Les candidats du PQ n'auraient aucune difficulté à attaquer les autres partis sur le plan linguistique. Les postes «français essentiel» tombent comme des mouches dans la fonction publique fédérale, milieu de travail de milliers de Gatinois, et le candidat péquiste dans Hull est ancien fonctionnaire fédéral aux Affaires extérieures. Il connaît ça.
De plus, les francophones sont en voie de devenir minoritaires dans le Vieux Hull (centre-ville), avec la complicité de la ville de Gatineau qui n'a aucun plan de protection d'un français en déclin rapide depuis des décennies. Le parti de la Loi 101 se trouve ici en terreau fertile. Il serait grand temps que Québec se penche sur la situation du français à Gatineau!
Les candidats péquistes peuvent attaquer de front le fédéral qui dépense tous les ans des dizaines de millions $ pour angliciser le Québec, y compris l'Outaouais. Ils pourraient s'en prendre aux libéraux qui, en plus de s'allier constamment aux Anglo-Québécois, ont tenté d'imposer à Gatineau une faculté de médecine où l'enseignement aurait été donné en anglais sous la tutelle de McGill, entre autres. Ils pourraient revendiquer l'intervention de Québec pour faire pression sur l'église catholique afin que le Pontiac québécois cesse d'être intégré au diocèse ontarien anglo-dominant de Pembroke. Ils pourraient dénoncer les multiples violations de la Loi 101 et l'inaction des municipalités. On pourrait dresser une liste longue comme le bras.

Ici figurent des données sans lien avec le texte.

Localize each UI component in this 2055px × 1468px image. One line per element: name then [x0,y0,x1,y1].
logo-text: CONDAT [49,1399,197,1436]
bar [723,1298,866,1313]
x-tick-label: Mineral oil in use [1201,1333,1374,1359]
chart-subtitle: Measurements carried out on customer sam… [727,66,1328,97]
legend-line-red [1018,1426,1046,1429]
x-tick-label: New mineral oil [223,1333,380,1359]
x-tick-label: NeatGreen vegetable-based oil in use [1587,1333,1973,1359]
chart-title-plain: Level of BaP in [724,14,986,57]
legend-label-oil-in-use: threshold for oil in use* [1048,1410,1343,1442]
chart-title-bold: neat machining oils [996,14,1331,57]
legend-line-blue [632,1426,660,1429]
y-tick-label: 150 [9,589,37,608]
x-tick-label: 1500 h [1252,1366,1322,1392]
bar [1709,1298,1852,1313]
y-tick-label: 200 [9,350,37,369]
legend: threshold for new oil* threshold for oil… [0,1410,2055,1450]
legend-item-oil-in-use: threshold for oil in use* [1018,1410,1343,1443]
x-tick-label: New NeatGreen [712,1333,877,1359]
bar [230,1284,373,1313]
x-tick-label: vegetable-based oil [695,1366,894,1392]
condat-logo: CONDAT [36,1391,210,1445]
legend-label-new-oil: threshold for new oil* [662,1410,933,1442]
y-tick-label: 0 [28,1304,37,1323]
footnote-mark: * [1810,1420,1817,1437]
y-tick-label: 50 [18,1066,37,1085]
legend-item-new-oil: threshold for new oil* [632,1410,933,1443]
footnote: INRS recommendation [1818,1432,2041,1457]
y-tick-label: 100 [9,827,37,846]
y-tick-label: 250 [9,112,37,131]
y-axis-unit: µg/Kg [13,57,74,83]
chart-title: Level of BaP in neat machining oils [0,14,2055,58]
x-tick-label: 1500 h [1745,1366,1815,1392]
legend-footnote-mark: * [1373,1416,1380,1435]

Le PQ pourrait reprendre avec vigueur l'abandon historique de l'Outaouais par le gouvernement québécois, trop souvent considéré même à Québec comme une banlieue d'Ottawa plutôt que la porte d'entrée du Québec. Cet abandon se manifeste dans plusieurs secteurs, la santé notamment, mais aussi l'éducation et le transport. À Gatineau, le réseau routier et le transport en commun est conçu d'abord en fonction d'un arrimage avec Ottawa, un entonnoir vers l'Ontario plutôt qu'un carrefour urbain essentiel pour le Québec, situé presque à mi-chemin entre la métropole et l'Abitibi-Témiscamingue. Mais après 100 ans de demandes, il n'y a toujours pas de projet de route entre le Pontiac et la pointe sud du Témiscamingue.
Sur le plan de l'Immigration et de ses effets sur la langue française et l'identité québécoise, le PQ a la chance d'avoir dans la circonscription de Pontiac une candidate d'origine bolivienne qui a appris à comprendre et à valoriser le Québec et la langue française.
En y mettant un peu d'effort, les candidats et candidates du Parti québécois n'auraient aucune difficulté à ajouter aux thèmes communs de la campagne (santé, éducation, fiscalité, environnement, etc.) une promotion agressive de la langue et de la culture françaises ainsi que des valeurs québécoises (démocratie, égalité des sexes, laïcité). Ils mettraient leurs adversaires en mode défensif et marqueraient des points essentiels au sein de l'opinion publique.
Peut-être pourraient-ils conclure en rappelant que les libéraux, sur leur ancien trône outaouais, ont toujours misé sur la peur pour éloigner les électeurs du Parti Québécois. Pourquoi? Parce qu'ils croyaient avoir affaire à une bande de peureux... Avaient-ils raison? Le temps n'est-il pas venu de relever la tête?